Più articolata la posizione dei vescovi italiani: il portavoce della Cei, mons. Domenico Pompili, sottolinea il dovere dell'accoglienza e il diritto di emigrare in cerca di un'esistenza migliore e di chiedere asilo politico. Certo nel necessario rispetto della legalità.
Mons. Marchetto invece, già più volte critico nei confronti del ddl sicurezza durante le sue successive fasi di elaborazione, al provvedimento non perdona "quello che è il suo peccato originale: il reato di clandestinità". Significa, spiega, "la criminalizzazione degli irregolari, di quanti lo sono già e di quanti, con questa norma, lo possono diventare". "Ora bisogna vedere l'applicazione della legge", ragiona il presule, ma non ci si può nascondere, aggiunge, "la preoccupazione per l'avvenire".

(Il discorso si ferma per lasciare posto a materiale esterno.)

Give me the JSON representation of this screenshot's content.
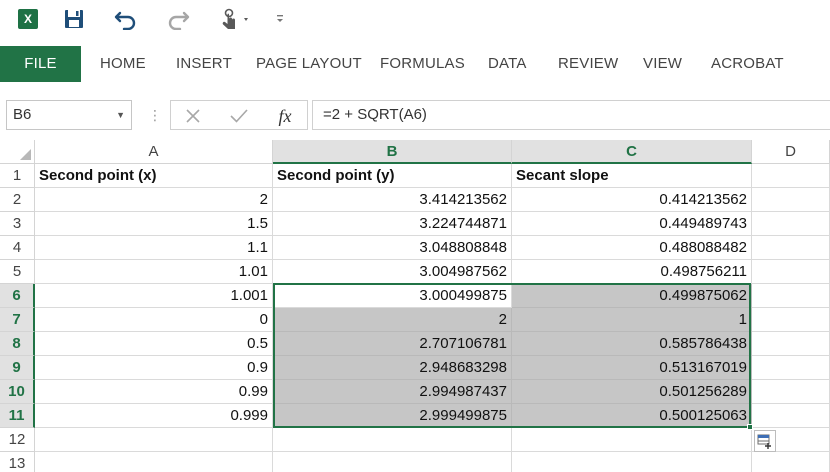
{
  "toolbar": {
    "app_icon": "excel-icon",
    "app_letter": "X",
    "save_icon": "save-icon",
    "undo_icon": "undo-icon",
    "redo_icon": "redo-icon",
    "touch_icon": "touch-mode-icon",
    "customize_icon": "customize-toolbar-icon"
  },
  "ribbon": {
    "tabs": [
      "FILE",
      "HOME",
      "INSERT",
      "PAGE LAYOUT",
      "FORMULAS",
      "DATA",
      "REVIEW",
      "VIEW",
      "ACROBAT"
    ]
  },
  "formula_bar": {
    "name_box": "B6",
    "cancel_icon": "cancel-icon",
    "enter_icon": "check-icon",
    "fx_label": "fx",
    "formula": "=2 + SQRT(A6)"
  },
  "sheet": {
    "columns": [
      "A",
      "B",
      "C",
      "D"
    ],
    "selected_columns": [
      "B",
      "C"
    ],
    "rows": [
      "1",
      "2",
      "3",
      "4",
      "5",
      "6",
      "7",
      "8",
      "9",
      "10",
      "11",
      "12",
      "13"
    ],
    "selected_rows": [
      "6",
      "7",
      "8",
      "9",
      "10",
      "11"
    ],
    "active_cell": "B6",
    "cells": [
      [
        "Second point (x)",
        "Second point (y)",
        "Secant slope",
        ""
      ],
      [
        "2",
        "3.414213562",
        "0.414213562",
        ""
      ],
      [
        "1.5",
        "3.224744871",
        "0.449489743",
        ""
      ],
      [
        "1.1",
        "3.048808848",
        "0.488088482",
        ""
      ],
      [
        "1.01",
        "3.004987562",
        "0.498756211",
        ""
      ],
      [
        "1.001",
        "3.000499875",
        "0.499875062",
        ""
      ],
      [
        "0",
        "2",
        "1",
        ""
      ],
      [
        "0.5",
        "2.707106781",
        "0.585786438",
        ""
      ],
      [
        "0.9",
        "2.948683298",
        "0.513167019",
        ""
      ],
      [
        "0.99",
        "2.994987437",
        "0.501256289",
        ""
      ],
      [
        "0.999",
        "2.999499875",
        "0.500125063",
        ""
      ],
      [
        "",
        "",
        "",
        ""
      ],
      [
        "",
        "",
        "",
        ""
      ]
    ],
    "quick_analysis_icon": "quick-analysis-icon"
  },
  "colors": {
    "accent": "#217346",
    "selection_fill": "#c6c6c6",
    "header_selected": "#e1e1e1"
  }
}
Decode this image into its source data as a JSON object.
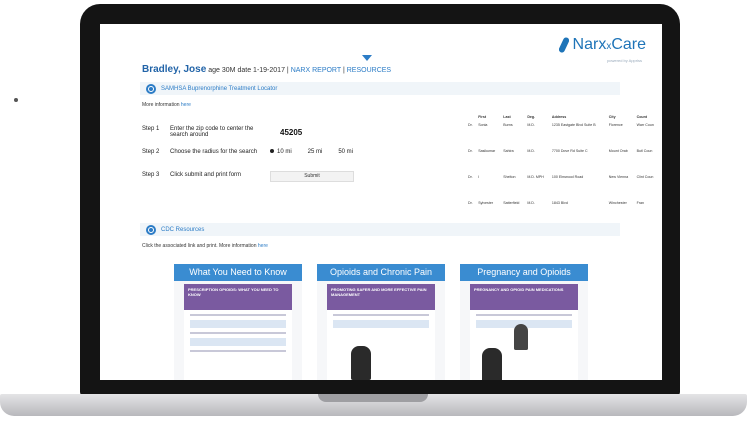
{
  "logo": {
    "text_main": "Narx",
    "text_sub": "x",
    "text_end": "Care",
    "tagline": "powered by Appriss"
  },
  "patient": {
    "name": "Bradley, Jose",
    "age_label": "age",
    "age": "30M",
    "date_label": "date",
    "date": "1-19-2017",
    "nav": [
      "NARX REPORT",
      "RESOURCES"
    ],
    "sep": "|"
  },
  "samhsa": {
    "title": "SAMHSA Buprenorphine Treatment Locator",
    "more_info": "More information",
    "more_link": "here",
    "steps": [
      {
        "num": "Step 1",
        "text": "Enter the zip code to center the search around"
      },
      {
        "num": "Step 2",
        "text": "Choose the radius for the search"
      },
      {
        "num": "Step 3",
        "text": "Click submit and print form"
      }
    ],
    "zip": "45205",
    "radius_options": [
      "10 mi",
      "25 mi",
      "50 mi"
    ],
    "submit_label": "Submit"
  },
  "table": {
    "headers": [
      "",
      "First",
      "Last",
      "Deg.",
      "Address",
      "City",
      "Count"
    ],
    "rows": [
      [
        "Dr.",
        "Sonia",
        "Burns",
        "M.D.",
        "1235 Eastgate Blvd Suite B",
        "Florence",
        "Warr Coun"
      ],
      [
        "Dr.",
        "Sasikumar",
        "Sahira",
        "M.D.",
        "7700 Dove Rd Suite C",
        "Mount Orab",
        "Butl Coun"
      ],
      [
        "Dr.",
        "I",
        "Shelton",
        "M.D. MPH",
        "100 Elmwood Road",
        "New Vienna",
        "Clint Coun"
      ],
      [
        "Dr.",
        "Sylvester",
        "Satterfield",
        "M.D.",
        "1843 Blvd",
        "Winchester",
        "Fran"
      ]
    ]
  },
  "cdc": {
    "title": "CDC Resources",
    "instruction": "Click the associated link and print. More information",
    "link": "here",
    "cards": [
      {
        "title": "What You Need to Know",
        "poster_text": "PRESCRIPTION OPIOIDS: WHAT YOU NEED TO KNOW"
      },
      {
        "title": "Opioids and Chronic Pain",
        "poster_text": "PROMOTING SAFER AND MORE EFFECTIVE PAIN MANAGEMENT"
      },
      {
        "title": "Pregnancy and Opioids",
        "poster_text": "PREGNANCY AND OPIOID PAIN MEDICATIONS"
      }
    ]
  },
  "colors": {
    "accent": "#2c7cc6",
    "header_blue": "#3a8cd1",
    "poster_purple": "#7a5aa0"
  }
}
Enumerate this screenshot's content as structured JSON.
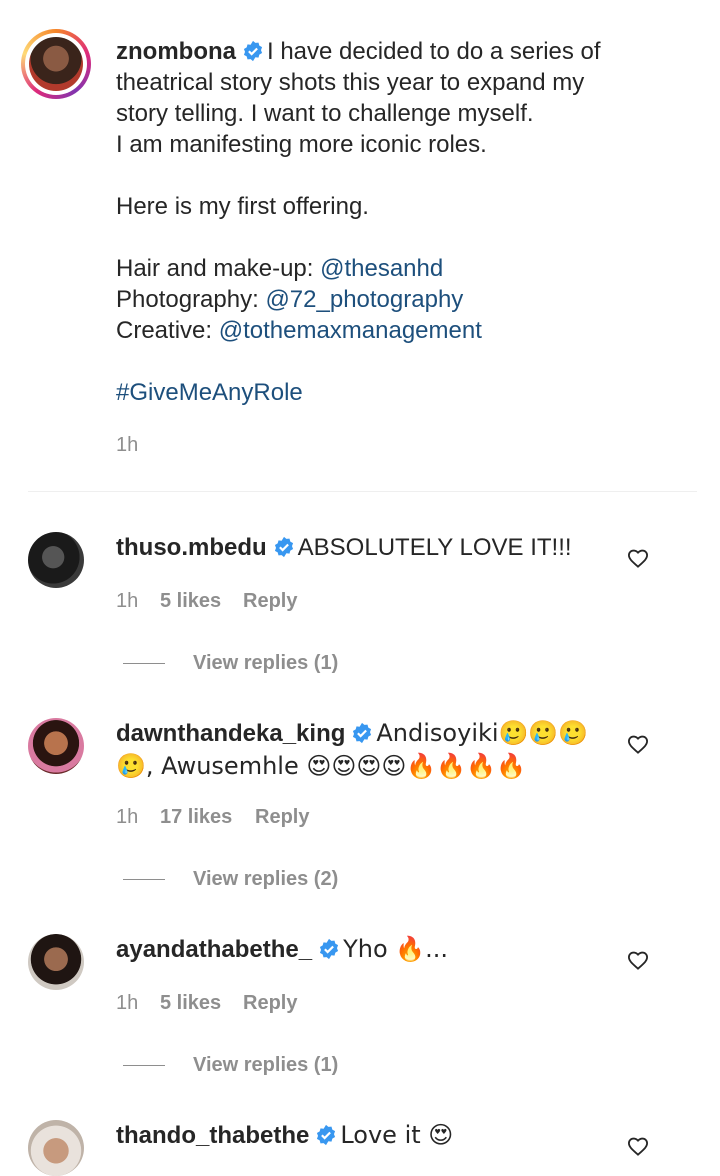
{
  "post": {
    "username": "znombona",
    "lines": [
      "I have decided to do a series of",
      "theatrical story shots this year to expand my",
      "story telling. I want to challenge myself.",
      "I am manifesting more iconic roles.",
      "Here is my first offering."
    ],
    "hair_label": "Hair and make-up: ",
    "hair_handle": "@thesanhd",
    "photo_label": "Photography: ",
    "photo_handle": "@72_photography",
    "creative_label": "Creative: ",
    "creative_handle": "@tothemaxmanagement",
    "hashtag": "#GiveMeAnyRole",
    "time": "1h"
  },
  "comments": [
    {
      "username": "thuso.mbedu",
      "text": "ABSOLUTELY LOVE IT!!!",
      "time": "1h",
      "likes": "5 likes",
      "reply": "Reply",
      "view_replies": "View replies (1)"
    },
    {
      "username": "dawnthandeka_king",
      "text_line1": "Andisoyiki🥲🥲🥲",
      "text_line2": "🥲, Awusemhle 😍😍😍😍🔥🔥🔥🔥",
      "time": "1h",
      "likes": "17 likes",
      "reply": "Reply",
      "view_replies": "View replies (2)"
    },
    {
      "username": "ayandathabethe_",
      "text": "Yho 🔥...",
      "time": "1h",
      "likes": "5 likes",
      "reply": "Reply",
      "view_replies": "View replies (1)"
    },
    {
      "username": "thando_thabethe",
      "text": "Love it 😍"
    }
  ],
  "colors": {
    "link": "#1d4f7c",
    "verified": "#3897f0",
    "meta": "#8e8e8e"
  },
  "icons": [
    "verified-badge-icon",
    "heart-icon"
  ]
}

Del resto, a suo parere, i punti di criticità per la "tenuta dei diritti umani" contenuti nella legge sono numerosi. I Cie? "Si dicono centri di identificazione e di espulsione - afferma - ma hanno un regime che è pari a quello dei centri di detenzione". Quanto alle ronde, "speriamo - sospira Marchetto - che non si trasformino in agenti di raid".
"C'è poi la questione delle famiglie e del matrimonio - aggiunge - e che dire dei servizi pubblici considerati come qualcosa di dovuto solo se c'è il permesso di soggiorno? E' vero che medici e presidi non devono più denunciare ma che faranno i pubblici ufficiali di fronte a un clandestino?". Tutto ciò, secondo Marchetto, nasce "dall'unico obiettivo di cui si è tenuto conto, quello appunto della sicurezza" tagliando fuori del tutto "gli irregolari", "per i quali - sottolinea - c'é un altro trattamento". L'aspetto dell'accoglienza e dell'integrazione "vera questione di oggi", precisa, "non compare affatto" e rimane "ignorato". Il provvedimento, sentenzia Marchetto, "è motivo di tristezza".
Non entrando direttamente nel merito della legge il 'ministro' vaticano dell'Immigrazione, mons. Vegliò, lancia un monito affinché gli stranieri non vengano demonizzati o criminalizzati. L'arrivo dei migranti, scrive su "Aggiornamenti sociali", "non è certo un pericolo" e denuncia invece "la tendenza di molti Paesi a trincerarsi, a chiudersi, ad assicurare il livello di benessere raggiunto dentro le proprie mura". "Si tratta di un'invasione dalla quale bisogna 'difendersi'? Oppure i poveri hanno il diritto, appunto perché poveri, di bussare alle porte delle società benestanti?", chiede il responsabile dell'Immigrazione.
"Chi ha responsabilità di governo - conclude - è chiamato ad agire sul piano della progettazione, per individuare e realizzare modelli di integrazione e di coesione".